Appresi la notizia che i tedeschi stavano per far saltare in aria la segheria del Ponticello da due donne che salivano il sentiero che conduceva a Giustagnana con due fagotti sulla testa. Io, con altri ragazzi sfollati come me, stavo sotto i castagni vicini alla prime case. Di corsa andai ad avvertire mia madre e subito mi lanciai scalzo ed a spron battuto giù lungo il sentiero che conduceva a Riomagno. Ricordo che mentre correvo sentivo i garetti sfiorare il fondo dei calzoncini.
A Riomagno c'era una grande confusione. Tante donne e ragazzi grandicelli si davano da fare ad andare giù e in sù per trasportare pezzi di mobilio che arredavano le abitazioni. Al Ponticello sentii dei colpi di mazzolo che un uomo stava usando per demolire la porta murata di un fondo, per riprendere la biancheria e quant'altro di più prezioso che aveva riposto nel fondo nascosto, prima di sfollare, anche sotto tanti pali di legno.
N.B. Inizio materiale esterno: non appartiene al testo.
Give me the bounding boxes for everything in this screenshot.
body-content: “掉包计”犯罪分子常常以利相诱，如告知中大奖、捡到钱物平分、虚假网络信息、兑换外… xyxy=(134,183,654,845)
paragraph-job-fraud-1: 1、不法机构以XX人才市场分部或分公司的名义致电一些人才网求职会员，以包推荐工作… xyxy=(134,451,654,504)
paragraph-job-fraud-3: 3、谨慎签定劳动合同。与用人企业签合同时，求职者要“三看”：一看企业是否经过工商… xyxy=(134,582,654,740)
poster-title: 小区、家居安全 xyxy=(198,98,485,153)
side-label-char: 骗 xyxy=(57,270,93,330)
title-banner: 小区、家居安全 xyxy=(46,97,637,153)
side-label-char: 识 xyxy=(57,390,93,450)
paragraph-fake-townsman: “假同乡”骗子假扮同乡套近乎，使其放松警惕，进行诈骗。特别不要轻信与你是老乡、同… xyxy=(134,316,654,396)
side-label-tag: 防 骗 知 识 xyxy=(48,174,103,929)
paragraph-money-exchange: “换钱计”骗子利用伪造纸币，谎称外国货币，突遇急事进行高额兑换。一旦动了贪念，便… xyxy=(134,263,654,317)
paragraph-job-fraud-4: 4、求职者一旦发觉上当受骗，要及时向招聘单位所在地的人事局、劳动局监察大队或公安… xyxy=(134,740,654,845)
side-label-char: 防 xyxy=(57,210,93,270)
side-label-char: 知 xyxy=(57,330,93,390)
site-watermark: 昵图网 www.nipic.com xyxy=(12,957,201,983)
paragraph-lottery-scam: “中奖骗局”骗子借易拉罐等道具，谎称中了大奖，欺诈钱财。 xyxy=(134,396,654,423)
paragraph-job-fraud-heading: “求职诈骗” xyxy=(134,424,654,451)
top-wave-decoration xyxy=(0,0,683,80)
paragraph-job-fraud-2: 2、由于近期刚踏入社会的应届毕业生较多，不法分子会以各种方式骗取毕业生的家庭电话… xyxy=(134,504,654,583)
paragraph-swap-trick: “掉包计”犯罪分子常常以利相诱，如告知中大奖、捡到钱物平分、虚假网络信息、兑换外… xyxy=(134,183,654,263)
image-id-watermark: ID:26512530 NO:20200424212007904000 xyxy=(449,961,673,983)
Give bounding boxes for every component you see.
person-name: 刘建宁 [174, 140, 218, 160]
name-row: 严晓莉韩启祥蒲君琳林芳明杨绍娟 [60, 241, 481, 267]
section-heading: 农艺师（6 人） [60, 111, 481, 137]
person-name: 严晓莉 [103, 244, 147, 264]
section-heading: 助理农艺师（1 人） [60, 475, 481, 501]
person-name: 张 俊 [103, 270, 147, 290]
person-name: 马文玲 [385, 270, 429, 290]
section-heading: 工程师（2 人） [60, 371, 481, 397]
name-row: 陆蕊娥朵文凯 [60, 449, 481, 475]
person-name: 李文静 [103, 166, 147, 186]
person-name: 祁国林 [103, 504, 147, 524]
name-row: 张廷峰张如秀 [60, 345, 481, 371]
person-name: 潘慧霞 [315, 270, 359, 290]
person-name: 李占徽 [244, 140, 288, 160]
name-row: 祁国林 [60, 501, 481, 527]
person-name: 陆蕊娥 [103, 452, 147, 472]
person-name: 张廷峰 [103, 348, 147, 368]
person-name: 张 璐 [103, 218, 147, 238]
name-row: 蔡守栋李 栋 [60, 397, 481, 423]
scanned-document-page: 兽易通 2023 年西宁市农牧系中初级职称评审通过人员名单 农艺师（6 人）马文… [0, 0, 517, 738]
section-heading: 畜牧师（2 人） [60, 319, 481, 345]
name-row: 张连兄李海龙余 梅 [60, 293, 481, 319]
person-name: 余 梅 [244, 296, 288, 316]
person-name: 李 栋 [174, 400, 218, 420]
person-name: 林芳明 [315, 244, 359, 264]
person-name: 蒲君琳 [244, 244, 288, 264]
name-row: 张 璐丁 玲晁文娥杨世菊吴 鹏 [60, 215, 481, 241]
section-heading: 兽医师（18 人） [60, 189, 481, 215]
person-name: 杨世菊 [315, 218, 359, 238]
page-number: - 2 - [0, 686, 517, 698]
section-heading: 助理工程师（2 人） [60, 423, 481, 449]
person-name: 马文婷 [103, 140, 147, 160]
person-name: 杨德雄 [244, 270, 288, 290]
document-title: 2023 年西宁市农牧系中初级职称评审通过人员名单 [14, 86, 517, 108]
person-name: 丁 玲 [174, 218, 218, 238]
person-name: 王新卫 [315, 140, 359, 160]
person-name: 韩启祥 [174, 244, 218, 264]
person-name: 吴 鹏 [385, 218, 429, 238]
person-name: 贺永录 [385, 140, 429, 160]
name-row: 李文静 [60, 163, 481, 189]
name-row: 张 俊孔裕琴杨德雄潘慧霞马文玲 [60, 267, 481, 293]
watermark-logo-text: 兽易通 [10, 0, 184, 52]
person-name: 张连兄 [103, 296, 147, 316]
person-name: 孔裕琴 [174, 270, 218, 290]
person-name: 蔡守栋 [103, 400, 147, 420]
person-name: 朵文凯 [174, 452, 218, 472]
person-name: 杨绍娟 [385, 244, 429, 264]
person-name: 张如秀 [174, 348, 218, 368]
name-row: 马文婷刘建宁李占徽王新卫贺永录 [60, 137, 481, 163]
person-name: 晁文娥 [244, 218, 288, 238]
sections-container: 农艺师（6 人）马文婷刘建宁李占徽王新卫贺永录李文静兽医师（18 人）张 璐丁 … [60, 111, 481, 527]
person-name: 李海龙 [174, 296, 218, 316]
Tutte le donne e i ragazzi erano molto impauriti e non ebbero la forza per protestare Anch'io assistetti impotente al compiersi di questo evento distruttivo e inimmaginabile, senza avere il coraggio di rivolgere la mia protesta al sergente tedesco. Sì, provo vergogna nell'aver sopportato quello scempio senza reagire, anche perché per tanti anni avevo cantato la canzone "fischia il sasso, il nome squilla dell'intrepido balilla...". Parlo di Giovanni Battista Perasso, il ragazzo di Portoria che diventò famoso per aver lanciato un sasso contro un ufficiale austriaco, dando inizio alla rivoltà che nel 1746 liberò la sua città, Genova. Per questo suo gesto quel ragazzo assurse a simbolo del patriottismo, e il regime fascista gli dedicò l'Opera Nazionale Balilla.
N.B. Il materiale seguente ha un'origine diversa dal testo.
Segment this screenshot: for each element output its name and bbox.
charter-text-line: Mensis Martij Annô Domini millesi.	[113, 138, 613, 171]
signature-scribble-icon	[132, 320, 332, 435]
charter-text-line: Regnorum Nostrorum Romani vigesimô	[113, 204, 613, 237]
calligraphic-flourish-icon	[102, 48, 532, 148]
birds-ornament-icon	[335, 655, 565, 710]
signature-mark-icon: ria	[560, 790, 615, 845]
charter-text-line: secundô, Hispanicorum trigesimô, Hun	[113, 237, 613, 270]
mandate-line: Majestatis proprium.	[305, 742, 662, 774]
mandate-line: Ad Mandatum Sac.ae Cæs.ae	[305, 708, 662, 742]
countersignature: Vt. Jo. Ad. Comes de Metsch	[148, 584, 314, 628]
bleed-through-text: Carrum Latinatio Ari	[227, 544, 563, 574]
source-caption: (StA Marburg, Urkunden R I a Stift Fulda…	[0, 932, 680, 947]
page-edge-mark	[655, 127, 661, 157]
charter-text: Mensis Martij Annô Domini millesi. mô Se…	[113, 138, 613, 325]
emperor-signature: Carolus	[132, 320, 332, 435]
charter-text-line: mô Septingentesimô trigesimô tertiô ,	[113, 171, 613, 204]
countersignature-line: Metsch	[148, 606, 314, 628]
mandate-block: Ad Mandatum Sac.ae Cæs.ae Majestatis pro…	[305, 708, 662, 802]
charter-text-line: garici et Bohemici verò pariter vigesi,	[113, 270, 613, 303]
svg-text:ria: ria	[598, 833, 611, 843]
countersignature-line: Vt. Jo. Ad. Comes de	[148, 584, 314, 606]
Sapevo che in uno sgabuzzino mia nonna teneva una pistola, un vecchia Colt a tamburo, con quattro o cinque pallottole, che aveva portato dall'America mio nonno materno Raffaello, che era emigrato, alla fine dell'Ottocento ed all'inizio del Novecento, più di una volta, negli USA. Quando entrai nella vecchia casa pensai subito alla pistola. Mi domandai: "Cosa ci faranno i tedeschi se la troveranno?" Non ci pensai molto. Subito presi l'arma e la buttai nel pozzo nero tirando un sospiro di sollievo. Tante volte ho rivissuto quel momento in cui, per paura e sgomento, sbagliai, perché avrei dovuto usarla quell'arma, a difesa della libertà, vilipesa e oltraggiata dalla Germania nazista.
Nel giorno in cui iniziò la distruzione di una parte di Seravezza non vidi nessuno dei miei vicini di casa.
Dopo l'esplosione delle bombe che rasero al suolo la segheria e fecero sparire, per effetto dello spostamento d'aria, anche la casa del Carducci e dell'Aurora, ubicata sul retro dello stabilimento, vidi passare davanti a me, al Ponticello - dove mi ero fermato per osservare i danni subiti dalla mia casa che al primo piano sembrava l'avessero segata con il filo elicodiale della cava - i coniugi Carducci. Camminavano abbracciati in direzione del centro di Seravezza, avevano il volto rosso e piangevano disperati. Entrambi ripetevano fra i singhiozzi: “Non c'è è più la nostra casina, non c'è più...”, mentre stavano calando le prime ombre della sera.